Composition Competition 2014

Composition Competition 2014

The New York Flute Club is pleased to present the winners of the 2014 Composition Competition. They were chosen from a field of 80 entries, written by composers from nine countries, including Armenia, Australia, Egypt, Norway, and Poland, and from all over the United States. The winning works were performed in recital at the 2015 Flute Fair on March 15, 2015, and the composers were awarded cash prizes totaling $3000.

After two rounds of deliberation, the winners were:

Scott Rubin

 1st Prize: the Bath Clown Duo by Scott Rubin

    


Written for acoustic and electroacoustic media, the music of American composer Scott Rubin combines intuitive adventures with efforts investigating the peculiarities of auditory cognition, psychological anomalies, and physical movement. Rubin's music has been performed and read in the United States, Canada, Colombia, and France by the Nouvel Ensemble Moderne, Ensemble Parmirabo, Quasar Quatour de saxophones, Eco Ensemble, Splinter Reeds, Meitar Ensemble, TAK Ensemble, cellist Juan Sebastian Delgado, Ensemble Transmission, the Estrella Consort, the McGill University Contemporary Music Ensemble, Ensemble Arkea, and the University of Illinois New Music Ensemble. Scott Rubin is currently a PhD student at the University of California at Berkeley, where he studies with Franck Bedrossian, Edmund Campion, Cindy Cox, and Ken Ueno. He recently earned his masters degree studying with Philippe Leroux at McGill University, where he co-founded and co-organized the Montréal Contemporary Music Lab.

Please visit www.scottrubinmusic.com to purchase a copy of this work.


 

Heeyoung Yang

2nd Prize:  Credo by Heeyoung Yang

  


Inspired by diverse cultural backgrouns, Heeyoung Yang has been actively composing a variety of music with a wide spectrum, which crosses multiple dimensions: the East and the West, the old and the new, the irrational and the logic, and the sacred and the secular. Such cross-cultural components are naturally embedded in her approach on musical language, timbre, intonation, lyric, pulsation, time and expression. These ingredients enable Yang's music to deliberately touch audiences by a unique way of delivering the tradition of Korean and Western music in a contemporary form and by a lyrical and imaginative story-telling of her own thoughts and faith. Originally from South Korea, she received both her DMA and MM in music composition from the College-Conservatory of Music at the University of Cincinnati.

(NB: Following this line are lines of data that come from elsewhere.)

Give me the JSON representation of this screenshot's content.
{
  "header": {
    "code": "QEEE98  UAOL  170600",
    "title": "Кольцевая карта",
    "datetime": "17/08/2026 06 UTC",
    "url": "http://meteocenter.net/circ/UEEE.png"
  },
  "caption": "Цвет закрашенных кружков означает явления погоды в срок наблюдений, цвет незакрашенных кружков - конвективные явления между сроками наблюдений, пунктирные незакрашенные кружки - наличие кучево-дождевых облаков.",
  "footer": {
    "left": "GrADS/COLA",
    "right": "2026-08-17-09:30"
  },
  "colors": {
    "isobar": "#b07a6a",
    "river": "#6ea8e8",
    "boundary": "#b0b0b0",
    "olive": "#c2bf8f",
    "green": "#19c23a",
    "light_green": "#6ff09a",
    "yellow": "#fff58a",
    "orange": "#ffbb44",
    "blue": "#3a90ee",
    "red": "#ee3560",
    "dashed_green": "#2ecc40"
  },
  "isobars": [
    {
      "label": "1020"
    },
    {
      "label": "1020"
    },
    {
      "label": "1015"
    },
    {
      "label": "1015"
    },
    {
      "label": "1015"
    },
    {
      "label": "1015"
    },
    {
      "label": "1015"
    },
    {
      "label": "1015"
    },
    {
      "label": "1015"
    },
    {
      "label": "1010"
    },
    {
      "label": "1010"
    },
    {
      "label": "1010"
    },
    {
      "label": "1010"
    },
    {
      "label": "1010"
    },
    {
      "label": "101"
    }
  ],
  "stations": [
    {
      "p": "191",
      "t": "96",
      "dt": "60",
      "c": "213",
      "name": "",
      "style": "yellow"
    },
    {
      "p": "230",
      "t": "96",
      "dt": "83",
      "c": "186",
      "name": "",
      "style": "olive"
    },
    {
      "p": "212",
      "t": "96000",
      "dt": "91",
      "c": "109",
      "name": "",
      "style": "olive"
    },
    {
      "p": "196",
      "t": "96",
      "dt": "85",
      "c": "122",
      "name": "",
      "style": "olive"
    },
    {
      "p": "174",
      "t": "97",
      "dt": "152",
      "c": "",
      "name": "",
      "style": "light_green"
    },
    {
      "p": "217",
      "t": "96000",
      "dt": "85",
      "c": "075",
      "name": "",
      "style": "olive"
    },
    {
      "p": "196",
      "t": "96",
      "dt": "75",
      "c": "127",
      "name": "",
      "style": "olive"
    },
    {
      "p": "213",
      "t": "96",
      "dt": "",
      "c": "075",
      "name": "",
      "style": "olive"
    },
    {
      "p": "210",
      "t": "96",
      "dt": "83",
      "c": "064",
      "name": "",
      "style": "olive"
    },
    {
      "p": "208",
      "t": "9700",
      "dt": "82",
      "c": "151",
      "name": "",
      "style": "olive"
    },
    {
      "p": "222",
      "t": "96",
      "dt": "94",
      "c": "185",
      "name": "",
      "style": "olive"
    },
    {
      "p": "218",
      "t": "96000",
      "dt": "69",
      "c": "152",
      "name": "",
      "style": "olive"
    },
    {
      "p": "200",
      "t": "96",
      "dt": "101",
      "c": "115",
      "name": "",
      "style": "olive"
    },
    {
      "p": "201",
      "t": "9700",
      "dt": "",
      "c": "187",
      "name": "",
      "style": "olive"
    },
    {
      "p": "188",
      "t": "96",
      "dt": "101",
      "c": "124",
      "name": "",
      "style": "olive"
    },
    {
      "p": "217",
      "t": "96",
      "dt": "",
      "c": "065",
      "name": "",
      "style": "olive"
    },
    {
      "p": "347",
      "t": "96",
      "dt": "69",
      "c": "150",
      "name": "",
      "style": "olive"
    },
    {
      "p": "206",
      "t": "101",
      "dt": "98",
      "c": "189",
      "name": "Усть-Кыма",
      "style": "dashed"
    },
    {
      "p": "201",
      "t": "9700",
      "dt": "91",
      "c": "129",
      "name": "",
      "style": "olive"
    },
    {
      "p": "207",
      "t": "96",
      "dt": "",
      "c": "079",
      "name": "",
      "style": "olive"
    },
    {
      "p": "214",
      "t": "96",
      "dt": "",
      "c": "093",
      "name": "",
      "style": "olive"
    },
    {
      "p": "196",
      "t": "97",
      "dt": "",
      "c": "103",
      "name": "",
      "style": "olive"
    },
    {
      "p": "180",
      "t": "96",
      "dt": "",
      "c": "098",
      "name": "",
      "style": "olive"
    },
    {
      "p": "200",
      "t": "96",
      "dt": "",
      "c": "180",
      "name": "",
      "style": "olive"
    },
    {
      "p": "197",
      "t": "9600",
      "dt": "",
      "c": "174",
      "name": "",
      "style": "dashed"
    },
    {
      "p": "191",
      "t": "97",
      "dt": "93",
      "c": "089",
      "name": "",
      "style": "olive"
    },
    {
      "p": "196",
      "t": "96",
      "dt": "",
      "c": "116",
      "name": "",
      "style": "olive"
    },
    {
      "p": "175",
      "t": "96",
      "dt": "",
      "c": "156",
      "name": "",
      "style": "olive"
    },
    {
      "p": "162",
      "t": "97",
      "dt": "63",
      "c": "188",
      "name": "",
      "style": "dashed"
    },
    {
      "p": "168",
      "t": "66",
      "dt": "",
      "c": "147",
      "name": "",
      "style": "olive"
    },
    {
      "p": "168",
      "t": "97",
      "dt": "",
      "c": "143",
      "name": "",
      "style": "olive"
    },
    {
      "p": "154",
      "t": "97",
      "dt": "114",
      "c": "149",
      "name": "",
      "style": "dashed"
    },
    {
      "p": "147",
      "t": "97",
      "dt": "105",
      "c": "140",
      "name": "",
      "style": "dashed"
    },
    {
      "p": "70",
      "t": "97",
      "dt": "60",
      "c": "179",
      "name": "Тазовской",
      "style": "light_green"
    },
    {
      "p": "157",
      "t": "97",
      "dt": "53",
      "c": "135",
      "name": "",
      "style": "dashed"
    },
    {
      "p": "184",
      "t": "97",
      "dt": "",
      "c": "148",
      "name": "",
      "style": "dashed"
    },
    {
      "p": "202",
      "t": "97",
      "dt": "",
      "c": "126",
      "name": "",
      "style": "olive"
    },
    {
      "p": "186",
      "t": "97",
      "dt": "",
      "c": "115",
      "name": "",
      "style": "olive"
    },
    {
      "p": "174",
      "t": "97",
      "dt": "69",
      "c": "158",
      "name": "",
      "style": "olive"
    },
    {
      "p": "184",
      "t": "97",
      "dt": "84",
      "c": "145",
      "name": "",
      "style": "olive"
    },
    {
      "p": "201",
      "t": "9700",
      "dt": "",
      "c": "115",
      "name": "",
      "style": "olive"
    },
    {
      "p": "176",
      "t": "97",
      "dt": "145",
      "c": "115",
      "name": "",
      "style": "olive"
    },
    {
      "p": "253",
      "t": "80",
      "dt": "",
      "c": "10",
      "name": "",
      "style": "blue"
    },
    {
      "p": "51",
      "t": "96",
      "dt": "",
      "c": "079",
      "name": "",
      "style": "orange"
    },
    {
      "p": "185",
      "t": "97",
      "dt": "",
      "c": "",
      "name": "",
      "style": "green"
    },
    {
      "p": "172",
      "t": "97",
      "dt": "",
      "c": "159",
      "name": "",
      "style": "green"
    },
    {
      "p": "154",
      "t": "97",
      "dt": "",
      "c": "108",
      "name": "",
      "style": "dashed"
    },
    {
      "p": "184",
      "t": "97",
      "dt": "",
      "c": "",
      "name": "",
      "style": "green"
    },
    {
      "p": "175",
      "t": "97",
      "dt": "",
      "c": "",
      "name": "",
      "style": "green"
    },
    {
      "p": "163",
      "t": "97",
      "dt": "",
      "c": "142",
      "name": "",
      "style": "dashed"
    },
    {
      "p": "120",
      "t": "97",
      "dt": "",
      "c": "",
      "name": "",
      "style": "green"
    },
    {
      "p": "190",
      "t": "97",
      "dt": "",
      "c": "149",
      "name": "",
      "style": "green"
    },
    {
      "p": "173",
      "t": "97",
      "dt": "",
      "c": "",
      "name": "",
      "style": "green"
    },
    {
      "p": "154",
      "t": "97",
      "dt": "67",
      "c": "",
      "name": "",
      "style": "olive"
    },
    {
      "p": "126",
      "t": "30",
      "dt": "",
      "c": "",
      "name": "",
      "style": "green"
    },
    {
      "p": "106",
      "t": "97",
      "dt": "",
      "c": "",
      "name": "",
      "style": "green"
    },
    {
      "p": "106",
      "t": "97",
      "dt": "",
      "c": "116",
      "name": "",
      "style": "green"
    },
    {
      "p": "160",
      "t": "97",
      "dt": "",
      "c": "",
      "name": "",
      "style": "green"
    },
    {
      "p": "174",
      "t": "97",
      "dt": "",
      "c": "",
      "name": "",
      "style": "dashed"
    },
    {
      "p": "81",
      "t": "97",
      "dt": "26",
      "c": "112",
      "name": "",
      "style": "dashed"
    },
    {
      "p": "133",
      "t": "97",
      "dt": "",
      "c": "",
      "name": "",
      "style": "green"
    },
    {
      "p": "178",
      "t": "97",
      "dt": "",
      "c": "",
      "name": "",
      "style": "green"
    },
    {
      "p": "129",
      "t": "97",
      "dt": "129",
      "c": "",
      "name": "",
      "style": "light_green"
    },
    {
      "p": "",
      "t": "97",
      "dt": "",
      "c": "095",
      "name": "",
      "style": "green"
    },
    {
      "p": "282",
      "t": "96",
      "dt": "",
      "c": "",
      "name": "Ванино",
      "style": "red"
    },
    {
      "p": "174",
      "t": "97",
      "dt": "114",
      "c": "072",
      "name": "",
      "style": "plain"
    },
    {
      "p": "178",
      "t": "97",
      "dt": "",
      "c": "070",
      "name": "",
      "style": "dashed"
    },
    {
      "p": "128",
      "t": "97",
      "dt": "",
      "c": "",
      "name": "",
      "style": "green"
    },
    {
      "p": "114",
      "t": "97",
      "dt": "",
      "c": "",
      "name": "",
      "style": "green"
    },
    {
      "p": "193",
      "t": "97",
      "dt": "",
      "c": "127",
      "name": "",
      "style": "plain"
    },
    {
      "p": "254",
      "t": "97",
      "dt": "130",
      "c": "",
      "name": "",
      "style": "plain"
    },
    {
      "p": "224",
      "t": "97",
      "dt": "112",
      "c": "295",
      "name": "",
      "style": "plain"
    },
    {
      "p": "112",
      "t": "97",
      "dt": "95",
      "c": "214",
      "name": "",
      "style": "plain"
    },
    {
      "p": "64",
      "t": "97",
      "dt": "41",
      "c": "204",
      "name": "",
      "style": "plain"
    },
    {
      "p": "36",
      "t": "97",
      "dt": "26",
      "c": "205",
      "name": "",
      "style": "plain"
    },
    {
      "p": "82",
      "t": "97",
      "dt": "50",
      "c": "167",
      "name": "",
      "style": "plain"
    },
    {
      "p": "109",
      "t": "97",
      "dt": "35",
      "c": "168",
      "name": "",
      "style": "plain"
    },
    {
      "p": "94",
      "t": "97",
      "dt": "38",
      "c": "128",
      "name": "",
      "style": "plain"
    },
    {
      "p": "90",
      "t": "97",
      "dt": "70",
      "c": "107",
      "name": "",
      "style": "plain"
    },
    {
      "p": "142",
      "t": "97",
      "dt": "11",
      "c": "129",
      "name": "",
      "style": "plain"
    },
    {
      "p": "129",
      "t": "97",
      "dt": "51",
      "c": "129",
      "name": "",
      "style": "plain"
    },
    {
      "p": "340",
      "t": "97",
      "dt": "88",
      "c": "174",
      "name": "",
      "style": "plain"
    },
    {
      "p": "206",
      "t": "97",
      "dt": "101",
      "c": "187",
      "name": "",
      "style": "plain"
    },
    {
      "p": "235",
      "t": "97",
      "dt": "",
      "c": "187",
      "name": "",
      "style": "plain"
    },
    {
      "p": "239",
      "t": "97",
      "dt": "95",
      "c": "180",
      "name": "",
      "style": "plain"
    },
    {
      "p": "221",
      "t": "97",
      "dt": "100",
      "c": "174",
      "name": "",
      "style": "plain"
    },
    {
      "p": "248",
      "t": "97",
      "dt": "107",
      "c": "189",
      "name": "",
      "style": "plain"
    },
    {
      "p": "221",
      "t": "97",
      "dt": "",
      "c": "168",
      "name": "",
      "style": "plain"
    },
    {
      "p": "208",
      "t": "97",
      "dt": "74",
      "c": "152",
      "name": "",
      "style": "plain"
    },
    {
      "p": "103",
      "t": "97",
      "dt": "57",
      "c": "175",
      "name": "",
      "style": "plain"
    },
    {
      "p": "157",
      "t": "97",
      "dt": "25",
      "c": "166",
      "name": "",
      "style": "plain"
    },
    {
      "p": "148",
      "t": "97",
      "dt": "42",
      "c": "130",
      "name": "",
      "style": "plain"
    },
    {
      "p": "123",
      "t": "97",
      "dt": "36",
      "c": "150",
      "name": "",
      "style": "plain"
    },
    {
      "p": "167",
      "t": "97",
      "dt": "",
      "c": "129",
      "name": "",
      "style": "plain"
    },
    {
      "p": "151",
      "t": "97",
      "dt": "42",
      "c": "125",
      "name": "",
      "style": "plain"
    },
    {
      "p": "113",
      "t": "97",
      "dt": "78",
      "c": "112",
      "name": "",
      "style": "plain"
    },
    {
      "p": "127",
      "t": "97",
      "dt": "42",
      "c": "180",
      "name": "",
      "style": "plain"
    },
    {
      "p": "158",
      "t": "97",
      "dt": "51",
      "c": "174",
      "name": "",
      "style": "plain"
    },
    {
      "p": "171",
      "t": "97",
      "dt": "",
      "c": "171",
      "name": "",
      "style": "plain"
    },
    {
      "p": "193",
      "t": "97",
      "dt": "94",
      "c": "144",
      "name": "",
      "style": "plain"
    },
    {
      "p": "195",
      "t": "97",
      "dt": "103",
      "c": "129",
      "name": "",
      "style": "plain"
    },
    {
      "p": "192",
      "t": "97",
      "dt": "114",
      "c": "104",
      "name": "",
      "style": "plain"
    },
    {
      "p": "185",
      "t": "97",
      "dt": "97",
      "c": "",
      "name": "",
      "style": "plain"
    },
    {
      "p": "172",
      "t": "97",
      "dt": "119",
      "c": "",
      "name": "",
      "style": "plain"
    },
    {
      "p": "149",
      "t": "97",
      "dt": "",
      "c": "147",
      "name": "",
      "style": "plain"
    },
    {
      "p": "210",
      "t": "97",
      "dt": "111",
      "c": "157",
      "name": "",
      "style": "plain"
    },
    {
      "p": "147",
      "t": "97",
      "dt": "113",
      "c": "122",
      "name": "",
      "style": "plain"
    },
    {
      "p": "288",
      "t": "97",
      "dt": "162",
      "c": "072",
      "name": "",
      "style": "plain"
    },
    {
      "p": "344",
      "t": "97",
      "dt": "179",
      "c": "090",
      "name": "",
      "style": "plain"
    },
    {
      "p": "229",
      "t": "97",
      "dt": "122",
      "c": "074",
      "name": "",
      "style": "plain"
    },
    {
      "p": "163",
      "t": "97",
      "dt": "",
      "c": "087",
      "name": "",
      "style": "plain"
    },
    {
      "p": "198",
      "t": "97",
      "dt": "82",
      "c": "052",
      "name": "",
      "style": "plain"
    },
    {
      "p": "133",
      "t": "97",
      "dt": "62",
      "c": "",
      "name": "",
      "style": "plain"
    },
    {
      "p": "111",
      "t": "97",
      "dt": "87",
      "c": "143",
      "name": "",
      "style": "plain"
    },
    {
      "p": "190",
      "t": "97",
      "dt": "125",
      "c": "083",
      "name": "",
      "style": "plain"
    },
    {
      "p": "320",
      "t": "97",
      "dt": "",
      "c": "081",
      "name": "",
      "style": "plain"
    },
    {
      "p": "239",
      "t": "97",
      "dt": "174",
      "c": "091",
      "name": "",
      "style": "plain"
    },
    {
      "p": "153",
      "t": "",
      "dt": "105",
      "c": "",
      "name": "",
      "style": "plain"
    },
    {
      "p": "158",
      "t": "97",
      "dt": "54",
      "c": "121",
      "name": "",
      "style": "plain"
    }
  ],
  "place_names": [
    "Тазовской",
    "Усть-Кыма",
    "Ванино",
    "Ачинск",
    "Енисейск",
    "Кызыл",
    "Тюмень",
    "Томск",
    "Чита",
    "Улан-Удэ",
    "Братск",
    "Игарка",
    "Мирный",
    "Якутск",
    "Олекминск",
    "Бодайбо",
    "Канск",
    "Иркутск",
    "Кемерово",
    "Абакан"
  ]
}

Please visit heeyoungyang@gmail.com to purchase a copy of this work.        


 

Nadine
Dyskant-Miller

3rd Prize:  They Move with No One Watching: Dances by Nadine Dyskant-Miller

 


Nadine Dyskant-Miller is a composer and performer from western New York State. In addition to classical composition and flute performance, she spends a significant amount of time improvising with various groups, including the Suburban Piano Quartet-- a new performance ensemble that uses elements from music, spoken word, dance, theater, and the visual arts to create a variety of performance situations-- of which she is a founding member. Ms. Dyskant-Miller also plays traditional music from Québec, Ireland, and New England, and performs for contra dances and festivals throughout the northeastern US. She studied at the University of Michigan, where she studied composition with Kristin Kuster and flute with Amy Porter.  This winning work was also featured at the 2015 NFA Convention in Washington DC in a Spotlight Recital, performed by Amy Porter.

This work can be purchased at fluteworld.com.


Many thanks to our judges

First round: Kelli Kathman, Margaret Lancaster, Kathleen Nester, Jayn Rosenfeld, Stefani Starin,
   and Patricia Zuber

Final round: Paul Lustig Dunkel, Margaret Kampmeier, and Zara Lawler

And, thanks, most of all, to all the composers who entered the competition.